You can go to the physician and have them tested for these drugs, just the same way as the sports authorities test for the drugs. Basically, the physician can send off tests for these drugs. I'm not saying that's what they should do, but I think that's what I would do if I felt it was important.
Do they drug-test young players in high school?
They usually don't. I think we're going to see more and more of this happening. The other group who don't [get tested] are the masters athletes, the people over 60. It's clearly something that stretches through all ages, into old age.
Are all performance-enhancing drugs illegal?
No. A number are very legitimate. We should not throw out the baby with the bath water.
How do you test for these drugs? Can you test for all of them?
The tests for growth hormone, at the moment, are very poor. The Olympic Committee is hoping that this year they will have an adequate test for growth hormone.
The tests for the others begin usually with a urine test looking for alterations in the urine testosterone ratio. All of them will affect that ratio. If that looks abnormal, the modern testing is now do to NMR scanning [nuclear magnetic resonance spectroscopy] and you can actually pick up the peaks, the abnormal peaks, of the different compounds. Most of those are known.
Where you can get away with it is if you have a compound that nobody actually knew existed.
We've got to recognize that there are a whole new set of ... pills that are being developed to help people in rehabilitation following surgery. And all of these are, quite honestly, much more powerful. They can be taken orally. They have less side effects, and my assumption is that now that most of the steroids are gone, that people are going to find a way to get growth hormone and the next thing you'll see is this large new class of drugs, these selective androgen receptor molecules [SARMs] -- will be used by the athletes. Many are in phase I and phase II trials.
As for the tests for the things we can test for now, how accurate are those tests?
They are very, very accurate.
How do SARMs work?
Basically, they combine with either the testosterone or the dihydrotestosterone receptor and they activate it, but they do it by a nonsteroidal mechanism.
The other [class of drugs being developed] are the anti-myostatins.
Myostatin inhibits the growth of muscle and if you can block that, you will put on an extra 10% of muscle so you will bulk out pretty quickly, and there are drugs that are being developed by a number of companies now that are in phase I and phase II trials, and so that becomes yet another way to bulk people out.
There's a little boy in Germany who basically has a spontaneous myostatin deletion [a gene glitch] and he's extraordinarily strong at 5 years of age.

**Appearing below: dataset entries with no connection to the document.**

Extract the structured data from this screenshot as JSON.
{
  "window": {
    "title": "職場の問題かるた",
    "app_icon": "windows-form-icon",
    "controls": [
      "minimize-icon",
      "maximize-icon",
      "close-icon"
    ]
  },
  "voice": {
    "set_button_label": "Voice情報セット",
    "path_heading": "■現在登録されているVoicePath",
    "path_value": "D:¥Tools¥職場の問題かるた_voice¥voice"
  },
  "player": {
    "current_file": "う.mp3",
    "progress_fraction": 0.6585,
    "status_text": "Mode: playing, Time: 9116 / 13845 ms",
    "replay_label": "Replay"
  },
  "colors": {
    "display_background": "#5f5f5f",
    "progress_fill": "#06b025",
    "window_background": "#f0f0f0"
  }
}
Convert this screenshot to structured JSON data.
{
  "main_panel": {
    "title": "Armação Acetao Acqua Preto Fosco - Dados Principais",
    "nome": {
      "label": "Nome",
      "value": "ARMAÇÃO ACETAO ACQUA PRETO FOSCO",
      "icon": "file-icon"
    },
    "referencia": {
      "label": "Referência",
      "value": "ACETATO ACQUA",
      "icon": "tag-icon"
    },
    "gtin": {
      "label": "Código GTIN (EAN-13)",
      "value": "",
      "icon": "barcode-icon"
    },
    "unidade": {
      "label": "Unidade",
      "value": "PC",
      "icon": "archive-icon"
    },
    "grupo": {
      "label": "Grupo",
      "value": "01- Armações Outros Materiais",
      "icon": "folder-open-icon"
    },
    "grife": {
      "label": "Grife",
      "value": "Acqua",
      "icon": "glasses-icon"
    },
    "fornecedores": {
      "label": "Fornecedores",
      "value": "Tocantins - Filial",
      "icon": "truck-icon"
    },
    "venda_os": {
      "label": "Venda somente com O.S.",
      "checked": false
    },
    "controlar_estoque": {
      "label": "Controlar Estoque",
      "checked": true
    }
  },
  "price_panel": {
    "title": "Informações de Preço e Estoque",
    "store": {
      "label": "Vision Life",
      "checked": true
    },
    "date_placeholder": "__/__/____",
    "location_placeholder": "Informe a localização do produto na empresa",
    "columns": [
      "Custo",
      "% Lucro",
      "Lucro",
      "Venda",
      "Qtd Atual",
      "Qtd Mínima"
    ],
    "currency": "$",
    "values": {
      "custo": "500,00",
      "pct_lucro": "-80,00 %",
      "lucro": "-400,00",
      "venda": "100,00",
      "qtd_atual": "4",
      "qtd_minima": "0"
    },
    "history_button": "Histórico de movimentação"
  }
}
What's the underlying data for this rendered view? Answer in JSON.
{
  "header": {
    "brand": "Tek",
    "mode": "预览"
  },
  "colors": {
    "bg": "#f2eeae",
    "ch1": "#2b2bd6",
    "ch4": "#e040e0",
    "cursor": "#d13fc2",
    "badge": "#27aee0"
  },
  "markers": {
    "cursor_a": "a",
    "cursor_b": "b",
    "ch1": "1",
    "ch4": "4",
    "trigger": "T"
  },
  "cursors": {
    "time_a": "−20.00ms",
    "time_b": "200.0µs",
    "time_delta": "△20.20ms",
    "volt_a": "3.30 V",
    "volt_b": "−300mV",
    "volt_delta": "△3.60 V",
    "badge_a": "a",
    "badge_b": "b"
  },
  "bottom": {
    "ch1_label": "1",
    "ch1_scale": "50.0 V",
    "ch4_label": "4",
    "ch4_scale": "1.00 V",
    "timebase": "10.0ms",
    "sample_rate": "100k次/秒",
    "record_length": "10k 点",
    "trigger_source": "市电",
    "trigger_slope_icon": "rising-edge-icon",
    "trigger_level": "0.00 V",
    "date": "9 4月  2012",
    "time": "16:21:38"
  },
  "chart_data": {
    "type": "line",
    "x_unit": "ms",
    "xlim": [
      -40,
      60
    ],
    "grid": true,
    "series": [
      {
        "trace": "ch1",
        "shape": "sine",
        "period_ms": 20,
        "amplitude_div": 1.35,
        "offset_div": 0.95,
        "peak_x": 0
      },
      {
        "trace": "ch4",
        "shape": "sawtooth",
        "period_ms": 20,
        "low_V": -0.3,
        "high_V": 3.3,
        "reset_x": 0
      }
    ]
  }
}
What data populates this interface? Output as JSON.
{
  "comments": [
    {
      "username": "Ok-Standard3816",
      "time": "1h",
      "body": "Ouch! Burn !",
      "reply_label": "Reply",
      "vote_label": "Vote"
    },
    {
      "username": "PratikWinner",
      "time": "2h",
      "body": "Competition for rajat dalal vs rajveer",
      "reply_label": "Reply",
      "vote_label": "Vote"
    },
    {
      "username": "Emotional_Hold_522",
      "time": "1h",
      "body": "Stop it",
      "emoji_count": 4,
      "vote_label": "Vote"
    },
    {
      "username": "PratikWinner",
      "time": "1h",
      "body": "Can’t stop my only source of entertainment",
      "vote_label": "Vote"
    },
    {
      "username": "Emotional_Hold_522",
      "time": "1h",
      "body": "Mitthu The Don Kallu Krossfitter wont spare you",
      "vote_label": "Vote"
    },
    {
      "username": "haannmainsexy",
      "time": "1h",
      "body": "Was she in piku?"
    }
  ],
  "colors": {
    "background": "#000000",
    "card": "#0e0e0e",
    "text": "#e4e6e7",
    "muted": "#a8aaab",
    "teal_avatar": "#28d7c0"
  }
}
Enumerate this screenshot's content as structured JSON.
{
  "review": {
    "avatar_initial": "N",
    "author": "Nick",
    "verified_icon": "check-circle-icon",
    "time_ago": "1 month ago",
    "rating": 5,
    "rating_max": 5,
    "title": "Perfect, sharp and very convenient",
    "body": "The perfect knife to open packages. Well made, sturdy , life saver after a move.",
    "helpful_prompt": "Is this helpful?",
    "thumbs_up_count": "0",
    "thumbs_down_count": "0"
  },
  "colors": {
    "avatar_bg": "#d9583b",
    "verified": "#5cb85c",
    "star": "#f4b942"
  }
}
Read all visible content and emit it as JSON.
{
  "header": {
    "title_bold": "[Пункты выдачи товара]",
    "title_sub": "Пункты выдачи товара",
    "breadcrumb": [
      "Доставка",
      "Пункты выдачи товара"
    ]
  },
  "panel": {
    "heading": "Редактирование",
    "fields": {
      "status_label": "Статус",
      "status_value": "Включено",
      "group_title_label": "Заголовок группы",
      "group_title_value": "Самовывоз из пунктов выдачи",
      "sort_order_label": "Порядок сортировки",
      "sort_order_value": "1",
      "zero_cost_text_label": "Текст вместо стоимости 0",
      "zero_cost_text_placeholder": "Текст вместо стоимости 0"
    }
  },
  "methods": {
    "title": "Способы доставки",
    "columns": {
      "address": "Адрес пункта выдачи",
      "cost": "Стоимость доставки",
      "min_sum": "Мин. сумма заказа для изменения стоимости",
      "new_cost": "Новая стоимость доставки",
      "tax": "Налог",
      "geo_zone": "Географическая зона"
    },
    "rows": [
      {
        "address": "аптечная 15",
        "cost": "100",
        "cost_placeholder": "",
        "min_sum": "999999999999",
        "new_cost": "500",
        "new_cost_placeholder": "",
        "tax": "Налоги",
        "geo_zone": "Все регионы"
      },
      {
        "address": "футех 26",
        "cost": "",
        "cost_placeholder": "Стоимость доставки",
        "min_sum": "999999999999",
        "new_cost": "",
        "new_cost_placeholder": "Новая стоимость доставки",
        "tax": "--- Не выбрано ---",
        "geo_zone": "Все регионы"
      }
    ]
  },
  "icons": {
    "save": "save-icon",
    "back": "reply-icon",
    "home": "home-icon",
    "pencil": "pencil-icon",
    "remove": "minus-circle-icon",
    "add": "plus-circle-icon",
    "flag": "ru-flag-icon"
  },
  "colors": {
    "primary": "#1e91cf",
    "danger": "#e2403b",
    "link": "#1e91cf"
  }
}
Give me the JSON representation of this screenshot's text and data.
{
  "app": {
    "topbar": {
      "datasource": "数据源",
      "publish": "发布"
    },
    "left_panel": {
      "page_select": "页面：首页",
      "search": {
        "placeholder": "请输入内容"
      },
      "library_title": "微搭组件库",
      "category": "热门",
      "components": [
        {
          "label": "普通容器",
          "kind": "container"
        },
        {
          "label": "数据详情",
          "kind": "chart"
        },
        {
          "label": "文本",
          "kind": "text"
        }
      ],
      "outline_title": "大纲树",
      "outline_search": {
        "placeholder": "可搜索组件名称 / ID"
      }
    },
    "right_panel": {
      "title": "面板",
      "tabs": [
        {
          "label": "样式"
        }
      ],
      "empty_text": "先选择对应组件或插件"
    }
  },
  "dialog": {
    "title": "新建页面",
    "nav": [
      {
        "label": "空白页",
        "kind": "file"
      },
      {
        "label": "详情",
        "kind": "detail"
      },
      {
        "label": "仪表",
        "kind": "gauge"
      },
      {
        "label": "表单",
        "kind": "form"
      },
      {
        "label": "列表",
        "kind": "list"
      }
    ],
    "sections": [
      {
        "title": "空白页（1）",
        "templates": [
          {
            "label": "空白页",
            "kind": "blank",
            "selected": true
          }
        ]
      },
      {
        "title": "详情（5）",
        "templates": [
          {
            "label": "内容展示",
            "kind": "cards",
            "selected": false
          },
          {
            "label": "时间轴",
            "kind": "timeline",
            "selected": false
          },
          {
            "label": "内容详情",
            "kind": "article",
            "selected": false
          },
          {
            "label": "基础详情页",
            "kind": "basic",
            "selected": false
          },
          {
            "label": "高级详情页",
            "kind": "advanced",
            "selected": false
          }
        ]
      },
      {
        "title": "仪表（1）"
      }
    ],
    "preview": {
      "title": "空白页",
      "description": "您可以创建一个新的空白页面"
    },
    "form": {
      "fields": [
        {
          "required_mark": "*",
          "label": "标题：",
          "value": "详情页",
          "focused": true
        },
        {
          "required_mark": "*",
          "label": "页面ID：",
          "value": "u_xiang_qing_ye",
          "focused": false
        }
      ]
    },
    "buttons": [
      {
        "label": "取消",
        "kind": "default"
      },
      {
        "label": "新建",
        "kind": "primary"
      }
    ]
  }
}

So all of these things are happening, and there's a very legitimate need to use these drugs if you get away from sport. For older people with disease, there's clearly a legitimate need to develop drugs that can strengthen you and allow you to function.
What else would you want to add about the topic?
We as a society have to decide what do we want out of our sports people. Do you want them to be superheroes? Is that what we really want, or do we just want to see people just playing to the best of their ability?
I think the public has spoken with their checkbooks. Over my lifetime, sports has gone from something that was not a huge moneymaker to an incredibly huge moneymaker. We're not paying to go watch the backyard players play anymore. We're paying to watch superstars and who are so much better than any of us. And there is a price to pay and it's going to come in performance-enhancing drugs.
I don't think that there's any belief that this hasn't been going on in every one of our professional sports over the last 20 years.
I would argue that this is not a new phenomenon. It's a new phenomenon for steroids.